ITEM 9.01. Financial Statements and Exhibits.

(d) Exhibits.

Exhibit
No.
 
 
Description of Exhibit
     
10.1
 
Credit Agreement dated as of December 18, 2015, by and among Shenandoah Telecommunications Company, as Borrower, the guarantors party thereto from time to time, CoBank, ACB, as Administrative Agent, and various other agents and lenders named therein.
 

FORWARD-LOOKING STATEMENTS

This Current Report on Form 8-K includes “forward-looking statements” within the meaning of Section 27A of the Securities Act of 1933, as amended, and Section 21E of the Securities Exchange Act of 1934, as amended, regarding, among other things, the Company’s business strategy, the Company’s prospects, the Company’s financial position and the Merger. These statements can be identified by the use of forward-looking terminology such as “believes,” “estimates,” “expects,” “intends,” “may,” “will,” “should,” “could,” “potential,” “projects” or “anticipates” or the negative or other variation of these similar words, or by discussions of strategy or risks and uncertainties. These statements are based on current expectations of future events. The Company cautions readers that any forward-looking statement is not a guarantee of future performance and that actual results could differ materially from those contained in the forward-looking statement.

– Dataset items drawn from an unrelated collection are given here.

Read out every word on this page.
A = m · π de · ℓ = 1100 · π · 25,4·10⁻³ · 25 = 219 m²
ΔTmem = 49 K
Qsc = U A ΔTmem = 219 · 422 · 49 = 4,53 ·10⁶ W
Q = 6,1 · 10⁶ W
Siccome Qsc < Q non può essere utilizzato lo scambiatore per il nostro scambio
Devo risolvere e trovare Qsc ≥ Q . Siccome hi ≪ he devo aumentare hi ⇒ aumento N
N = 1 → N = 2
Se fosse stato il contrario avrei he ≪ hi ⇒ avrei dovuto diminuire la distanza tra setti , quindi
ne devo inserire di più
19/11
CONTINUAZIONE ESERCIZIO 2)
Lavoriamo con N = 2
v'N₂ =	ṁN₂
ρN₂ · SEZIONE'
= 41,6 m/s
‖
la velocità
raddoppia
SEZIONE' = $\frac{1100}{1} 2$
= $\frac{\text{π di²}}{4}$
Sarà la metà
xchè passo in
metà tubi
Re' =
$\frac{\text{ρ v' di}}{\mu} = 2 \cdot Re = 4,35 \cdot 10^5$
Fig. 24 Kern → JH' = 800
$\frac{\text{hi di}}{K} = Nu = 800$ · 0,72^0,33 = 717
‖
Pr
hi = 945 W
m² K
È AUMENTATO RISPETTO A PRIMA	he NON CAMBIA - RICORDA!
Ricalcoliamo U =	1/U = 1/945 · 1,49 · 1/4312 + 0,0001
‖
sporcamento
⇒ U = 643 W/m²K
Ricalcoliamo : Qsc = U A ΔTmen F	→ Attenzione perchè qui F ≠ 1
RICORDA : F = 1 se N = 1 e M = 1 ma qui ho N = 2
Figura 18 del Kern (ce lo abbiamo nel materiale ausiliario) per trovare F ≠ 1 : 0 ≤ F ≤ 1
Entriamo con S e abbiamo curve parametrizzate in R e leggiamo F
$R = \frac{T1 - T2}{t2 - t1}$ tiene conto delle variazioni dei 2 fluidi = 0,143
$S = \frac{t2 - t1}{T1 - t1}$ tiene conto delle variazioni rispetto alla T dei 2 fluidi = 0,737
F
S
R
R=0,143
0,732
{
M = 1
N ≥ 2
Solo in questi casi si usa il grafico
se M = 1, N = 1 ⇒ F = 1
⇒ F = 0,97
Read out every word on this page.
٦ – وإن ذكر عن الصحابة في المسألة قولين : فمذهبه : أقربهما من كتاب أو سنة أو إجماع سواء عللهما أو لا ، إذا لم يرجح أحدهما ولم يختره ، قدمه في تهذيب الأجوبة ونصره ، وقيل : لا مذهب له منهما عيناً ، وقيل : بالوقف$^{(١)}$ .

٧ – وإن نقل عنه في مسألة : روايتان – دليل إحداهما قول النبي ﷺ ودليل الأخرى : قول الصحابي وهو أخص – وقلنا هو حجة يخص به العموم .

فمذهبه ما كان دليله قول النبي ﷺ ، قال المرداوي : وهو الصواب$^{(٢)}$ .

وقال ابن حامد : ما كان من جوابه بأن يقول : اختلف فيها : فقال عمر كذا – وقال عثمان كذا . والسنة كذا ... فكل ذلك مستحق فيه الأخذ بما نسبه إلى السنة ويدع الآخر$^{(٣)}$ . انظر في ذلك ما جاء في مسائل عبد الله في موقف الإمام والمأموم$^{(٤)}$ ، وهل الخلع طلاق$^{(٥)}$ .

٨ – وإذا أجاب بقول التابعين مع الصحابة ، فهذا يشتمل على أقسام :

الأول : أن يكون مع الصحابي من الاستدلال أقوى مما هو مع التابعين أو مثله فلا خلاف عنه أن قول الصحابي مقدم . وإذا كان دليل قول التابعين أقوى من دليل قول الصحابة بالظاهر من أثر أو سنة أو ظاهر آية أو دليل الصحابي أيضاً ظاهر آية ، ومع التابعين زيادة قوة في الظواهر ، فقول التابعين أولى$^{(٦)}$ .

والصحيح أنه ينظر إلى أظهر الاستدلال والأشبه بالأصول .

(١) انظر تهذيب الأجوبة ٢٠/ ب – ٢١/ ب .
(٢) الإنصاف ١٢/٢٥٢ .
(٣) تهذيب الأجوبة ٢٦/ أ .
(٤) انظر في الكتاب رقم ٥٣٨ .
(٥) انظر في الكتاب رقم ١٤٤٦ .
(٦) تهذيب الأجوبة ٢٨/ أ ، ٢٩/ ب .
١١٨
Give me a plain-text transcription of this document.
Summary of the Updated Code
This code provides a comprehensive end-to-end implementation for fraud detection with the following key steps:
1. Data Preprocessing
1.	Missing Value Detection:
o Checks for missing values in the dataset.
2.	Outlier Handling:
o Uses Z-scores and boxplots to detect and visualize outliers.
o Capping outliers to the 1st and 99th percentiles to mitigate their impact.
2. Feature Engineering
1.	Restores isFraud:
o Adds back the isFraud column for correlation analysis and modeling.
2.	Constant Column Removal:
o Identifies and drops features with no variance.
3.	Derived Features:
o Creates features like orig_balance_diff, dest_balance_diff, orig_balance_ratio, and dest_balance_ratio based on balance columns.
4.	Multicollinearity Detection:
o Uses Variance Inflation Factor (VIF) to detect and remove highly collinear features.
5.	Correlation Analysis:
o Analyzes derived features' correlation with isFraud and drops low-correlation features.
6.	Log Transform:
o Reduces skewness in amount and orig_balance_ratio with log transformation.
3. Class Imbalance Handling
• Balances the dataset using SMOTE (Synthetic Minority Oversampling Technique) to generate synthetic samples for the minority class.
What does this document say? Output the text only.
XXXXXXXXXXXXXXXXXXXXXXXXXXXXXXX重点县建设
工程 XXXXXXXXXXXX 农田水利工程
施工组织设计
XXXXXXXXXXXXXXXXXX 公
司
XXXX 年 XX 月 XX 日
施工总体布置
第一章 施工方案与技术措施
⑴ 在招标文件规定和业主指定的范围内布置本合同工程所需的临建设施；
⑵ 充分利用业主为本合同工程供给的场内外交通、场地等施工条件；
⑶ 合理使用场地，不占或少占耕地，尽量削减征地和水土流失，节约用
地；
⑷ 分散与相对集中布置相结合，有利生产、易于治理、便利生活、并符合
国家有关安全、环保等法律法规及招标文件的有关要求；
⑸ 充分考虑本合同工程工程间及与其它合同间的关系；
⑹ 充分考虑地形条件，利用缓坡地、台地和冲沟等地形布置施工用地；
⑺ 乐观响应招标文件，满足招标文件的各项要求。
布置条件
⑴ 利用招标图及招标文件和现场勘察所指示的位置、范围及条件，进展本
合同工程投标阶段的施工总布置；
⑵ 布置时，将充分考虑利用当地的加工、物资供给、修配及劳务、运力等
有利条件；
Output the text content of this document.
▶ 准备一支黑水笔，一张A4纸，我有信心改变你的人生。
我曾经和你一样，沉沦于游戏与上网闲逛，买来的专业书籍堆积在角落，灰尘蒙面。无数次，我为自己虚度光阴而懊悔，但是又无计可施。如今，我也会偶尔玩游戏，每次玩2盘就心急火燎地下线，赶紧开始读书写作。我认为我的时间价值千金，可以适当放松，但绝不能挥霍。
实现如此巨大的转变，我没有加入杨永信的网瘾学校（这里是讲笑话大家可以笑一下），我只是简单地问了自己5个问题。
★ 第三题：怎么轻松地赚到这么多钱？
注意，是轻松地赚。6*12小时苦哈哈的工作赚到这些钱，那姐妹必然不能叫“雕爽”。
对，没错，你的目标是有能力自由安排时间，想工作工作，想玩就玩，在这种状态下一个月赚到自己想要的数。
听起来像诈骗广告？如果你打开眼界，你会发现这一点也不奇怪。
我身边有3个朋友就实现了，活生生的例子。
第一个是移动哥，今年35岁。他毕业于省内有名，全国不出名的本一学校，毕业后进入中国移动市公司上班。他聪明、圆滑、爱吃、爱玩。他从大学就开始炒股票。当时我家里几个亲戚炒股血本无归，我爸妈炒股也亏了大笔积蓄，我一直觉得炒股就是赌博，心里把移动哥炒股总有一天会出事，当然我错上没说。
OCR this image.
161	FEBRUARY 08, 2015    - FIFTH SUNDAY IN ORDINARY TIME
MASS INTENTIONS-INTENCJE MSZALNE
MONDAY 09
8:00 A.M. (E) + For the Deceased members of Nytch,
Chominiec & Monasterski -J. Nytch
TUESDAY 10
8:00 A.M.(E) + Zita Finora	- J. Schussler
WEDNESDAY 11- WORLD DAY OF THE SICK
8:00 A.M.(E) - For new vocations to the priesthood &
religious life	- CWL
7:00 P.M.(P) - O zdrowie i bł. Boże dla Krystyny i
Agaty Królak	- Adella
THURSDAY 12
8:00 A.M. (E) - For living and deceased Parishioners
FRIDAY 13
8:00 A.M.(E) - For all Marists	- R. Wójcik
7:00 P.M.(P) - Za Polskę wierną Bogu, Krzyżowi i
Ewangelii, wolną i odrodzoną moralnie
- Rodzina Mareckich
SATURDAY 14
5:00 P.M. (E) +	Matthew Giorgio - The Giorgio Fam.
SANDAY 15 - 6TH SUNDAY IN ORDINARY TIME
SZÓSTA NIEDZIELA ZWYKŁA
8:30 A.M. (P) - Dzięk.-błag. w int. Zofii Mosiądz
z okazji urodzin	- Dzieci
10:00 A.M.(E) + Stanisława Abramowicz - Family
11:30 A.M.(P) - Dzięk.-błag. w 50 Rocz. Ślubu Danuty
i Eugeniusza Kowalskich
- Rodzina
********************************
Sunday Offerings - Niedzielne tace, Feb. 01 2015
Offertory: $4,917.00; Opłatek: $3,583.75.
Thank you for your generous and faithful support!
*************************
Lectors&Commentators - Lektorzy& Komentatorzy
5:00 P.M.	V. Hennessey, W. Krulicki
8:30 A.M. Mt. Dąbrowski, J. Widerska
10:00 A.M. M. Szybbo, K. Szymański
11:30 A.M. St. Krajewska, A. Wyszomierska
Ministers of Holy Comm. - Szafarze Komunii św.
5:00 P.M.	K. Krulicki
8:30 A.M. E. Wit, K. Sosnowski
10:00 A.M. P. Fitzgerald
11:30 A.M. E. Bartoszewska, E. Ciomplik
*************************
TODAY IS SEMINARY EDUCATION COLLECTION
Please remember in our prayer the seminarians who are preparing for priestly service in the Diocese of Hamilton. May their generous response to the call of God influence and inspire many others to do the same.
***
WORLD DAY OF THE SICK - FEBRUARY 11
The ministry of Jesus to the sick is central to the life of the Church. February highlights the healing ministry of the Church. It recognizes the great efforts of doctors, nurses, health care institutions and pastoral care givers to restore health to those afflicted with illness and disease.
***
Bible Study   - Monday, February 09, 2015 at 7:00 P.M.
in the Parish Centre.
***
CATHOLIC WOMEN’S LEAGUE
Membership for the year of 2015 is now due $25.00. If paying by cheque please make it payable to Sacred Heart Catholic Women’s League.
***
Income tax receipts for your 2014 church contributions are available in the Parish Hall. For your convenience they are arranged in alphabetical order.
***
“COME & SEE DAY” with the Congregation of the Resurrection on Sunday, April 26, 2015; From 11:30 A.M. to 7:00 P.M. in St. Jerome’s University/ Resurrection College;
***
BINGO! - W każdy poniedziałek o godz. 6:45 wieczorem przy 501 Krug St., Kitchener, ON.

Such forward-looking statements include, but are not limited to, the Company’s plans, objectives, expectations and intentions, the expected timing of completion of the transactions and other statements that are not historical facts.  All forward-looking statements speak only as of the date made, and the Company does not undertake any obligation to update or revise publicly any forward-looking statements, whether as a result of new information, future events or developments or otherwise.
 

SIGNATURE

Pursuant to the requirements of the Securities Exchange Act of 1934, the registrant has duly caused this report to be signed on its behalf by the undersigned hereunto duly authorized.

Date: December 24, 2015  
   
SHENANDOAH TELECOMMUNICATIONS COMPANY
     
 
By:
/s/ Adele M. Skolits
 
Name:
Adele M. Skolits
 
Title:
Vice President – Finance and Chief Financial Officer (Duly Authorized Officer)
 

EXHIBIT INDEX
Exhibit
No.
 
Description of Exhibit
   
 
Credit Agreement dated as of December 18, 2015, by and among Shenandoah Telecommunications Company, as Borrower, the guarantors party thereto from time to time, CoBank, ACB, as Administrative Agent, and various other agents and lenders named therein.